Politics in Afghanistan is as complex as Afghan society and it is infused in everyday life for practical reasons and the chapter on Politics covered five different types of politics evidenced in the Afghan society. Institutional politics of Afghanistan has a formally strong executive presidency which reflects that Afghanistan was in need of a strong leadership but so far, the office of president has not provided any cohesive and decisive leadership as the architects hoped for. Apart from institutional politics, network politics, warlord politics, contentious politics and identity politics which has been explained very intensely by the authors, played an equally important role in the context of the ongoing insurgency.
The subsequent chapter deals with the key challenges faced by the Afghan economy from the issue of dependence on foreign aid, unravelling the relationship between the state and the entrepreneurs, challenges faced by the Afghan agriculture in an environment where opium cultivation is hugely profitable to the issue where Afghanistan’s economic developments fit into the wider world economy. Though the authors have deeply elaborated on these challenges faced by the Afghan economy, the have also highlighted the most encountered myth in the last four decades, which claims that the Afghan economy has collapsed. The authors have contradicted this myth by considering the bulk of Afghan population residing inside the country who has been surviving not on the strength of foreign aid or state policy but on the circular flow of income that might have been flawed but has proved capable of fulfilling the daily needs of millions of people.

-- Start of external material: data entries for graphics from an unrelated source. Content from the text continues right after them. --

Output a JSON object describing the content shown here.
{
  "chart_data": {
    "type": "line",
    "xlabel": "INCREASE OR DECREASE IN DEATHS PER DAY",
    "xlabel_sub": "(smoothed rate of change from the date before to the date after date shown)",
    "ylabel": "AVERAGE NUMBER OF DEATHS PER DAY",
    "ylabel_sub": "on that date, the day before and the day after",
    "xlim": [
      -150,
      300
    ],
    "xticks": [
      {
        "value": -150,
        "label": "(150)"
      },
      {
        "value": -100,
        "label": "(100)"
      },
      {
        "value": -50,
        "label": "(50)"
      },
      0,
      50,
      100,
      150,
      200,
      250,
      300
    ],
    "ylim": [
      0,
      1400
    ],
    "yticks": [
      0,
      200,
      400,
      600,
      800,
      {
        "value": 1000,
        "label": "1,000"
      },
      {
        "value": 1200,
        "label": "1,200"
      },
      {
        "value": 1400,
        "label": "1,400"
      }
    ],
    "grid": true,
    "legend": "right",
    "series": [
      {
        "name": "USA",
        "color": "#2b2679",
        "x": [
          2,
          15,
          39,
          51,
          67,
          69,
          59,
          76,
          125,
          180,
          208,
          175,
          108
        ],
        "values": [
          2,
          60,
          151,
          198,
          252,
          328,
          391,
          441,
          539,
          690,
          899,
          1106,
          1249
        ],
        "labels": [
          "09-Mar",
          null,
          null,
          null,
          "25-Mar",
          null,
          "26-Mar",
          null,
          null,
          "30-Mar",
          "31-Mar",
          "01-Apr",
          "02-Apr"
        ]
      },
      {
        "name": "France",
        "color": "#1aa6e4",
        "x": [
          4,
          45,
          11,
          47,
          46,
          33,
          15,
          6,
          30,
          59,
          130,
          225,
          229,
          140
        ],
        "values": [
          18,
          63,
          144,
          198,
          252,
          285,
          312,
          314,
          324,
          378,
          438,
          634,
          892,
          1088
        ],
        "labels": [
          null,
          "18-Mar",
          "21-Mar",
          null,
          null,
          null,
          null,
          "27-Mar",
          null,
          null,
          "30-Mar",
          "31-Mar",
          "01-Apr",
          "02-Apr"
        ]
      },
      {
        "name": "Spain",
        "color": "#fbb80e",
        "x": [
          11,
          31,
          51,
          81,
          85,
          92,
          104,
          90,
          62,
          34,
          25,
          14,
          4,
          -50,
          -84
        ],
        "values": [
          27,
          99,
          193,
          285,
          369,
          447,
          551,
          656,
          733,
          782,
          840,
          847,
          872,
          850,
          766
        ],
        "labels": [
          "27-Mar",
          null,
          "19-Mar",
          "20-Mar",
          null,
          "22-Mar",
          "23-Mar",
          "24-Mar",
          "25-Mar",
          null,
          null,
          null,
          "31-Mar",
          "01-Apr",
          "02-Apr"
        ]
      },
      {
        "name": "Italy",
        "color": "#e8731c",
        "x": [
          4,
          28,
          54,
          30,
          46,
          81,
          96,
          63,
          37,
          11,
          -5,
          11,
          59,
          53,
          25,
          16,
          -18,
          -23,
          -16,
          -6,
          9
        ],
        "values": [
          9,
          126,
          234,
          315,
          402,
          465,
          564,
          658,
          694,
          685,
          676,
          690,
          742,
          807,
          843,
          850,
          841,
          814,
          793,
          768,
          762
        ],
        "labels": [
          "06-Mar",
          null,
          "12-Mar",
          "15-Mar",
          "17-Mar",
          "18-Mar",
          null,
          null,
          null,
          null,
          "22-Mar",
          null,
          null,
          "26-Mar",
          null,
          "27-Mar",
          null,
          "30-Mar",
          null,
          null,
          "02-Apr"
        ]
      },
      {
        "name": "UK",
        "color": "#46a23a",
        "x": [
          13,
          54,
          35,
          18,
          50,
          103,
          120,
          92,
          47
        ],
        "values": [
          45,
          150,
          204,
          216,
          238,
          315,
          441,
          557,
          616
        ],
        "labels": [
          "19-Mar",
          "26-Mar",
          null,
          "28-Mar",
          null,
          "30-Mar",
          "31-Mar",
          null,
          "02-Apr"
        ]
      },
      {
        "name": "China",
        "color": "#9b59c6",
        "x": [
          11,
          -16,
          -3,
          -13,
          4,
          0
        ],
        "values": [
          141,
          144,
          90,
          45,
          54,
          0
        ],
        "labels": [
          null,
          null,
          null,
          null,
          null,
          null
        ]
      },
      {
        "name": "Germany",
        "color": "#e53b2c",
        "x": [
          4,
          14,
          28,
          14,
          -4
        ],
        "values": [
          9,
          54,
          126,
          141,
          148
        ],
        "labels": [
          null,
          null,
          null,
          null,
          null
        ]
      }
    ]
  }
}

The next chapter deals with Afghanistan’s international relations and why Afghanistan’s place is important in the world and how it can utilise its significance strategically for its own purposes. Through the facts presented by the authors it is evident how Afghanistan’s neighbourhood comprising of India, Pakistan and Iran and broadly Russia and China and to a greater distance United States has limited the aspirations of Afghanistan, majorly due to the complex relationship that it shares with these countries. Hope for a better future for Afghanistan has been expressed by the writers as they emphasize the positive role that globalization has played and the opportunities it has created for Afghans which they never previously enjoyed. The text concludes with a hope for a better future for the country which can largely be shaped by the globalized generation of younger Afghans with a very different approach to see the world as compared to their elder generations as they have the ability to rage against the dying of the light as rightly said by Dylan Thomas. The active involvement of the younger Afghans can offer this war-torn country, an escape route from decades of sorrow and misery.
Overall, this book is a significant text in the light of the ongoing U.S. withdrawal and in predicting the subsequent future developments in the war-torn Afghanistan once the termination is complete. The book provides a complete backdrop of Afghanistan behind its state formation to its present-day character of a rentier state. The text also enables the readers to have a broader perspective in analysing the picture of Afghanistan and to come up with more holistic predictions and suggestions for a more stable and peaceful Afghan administration mandated by the will of its people.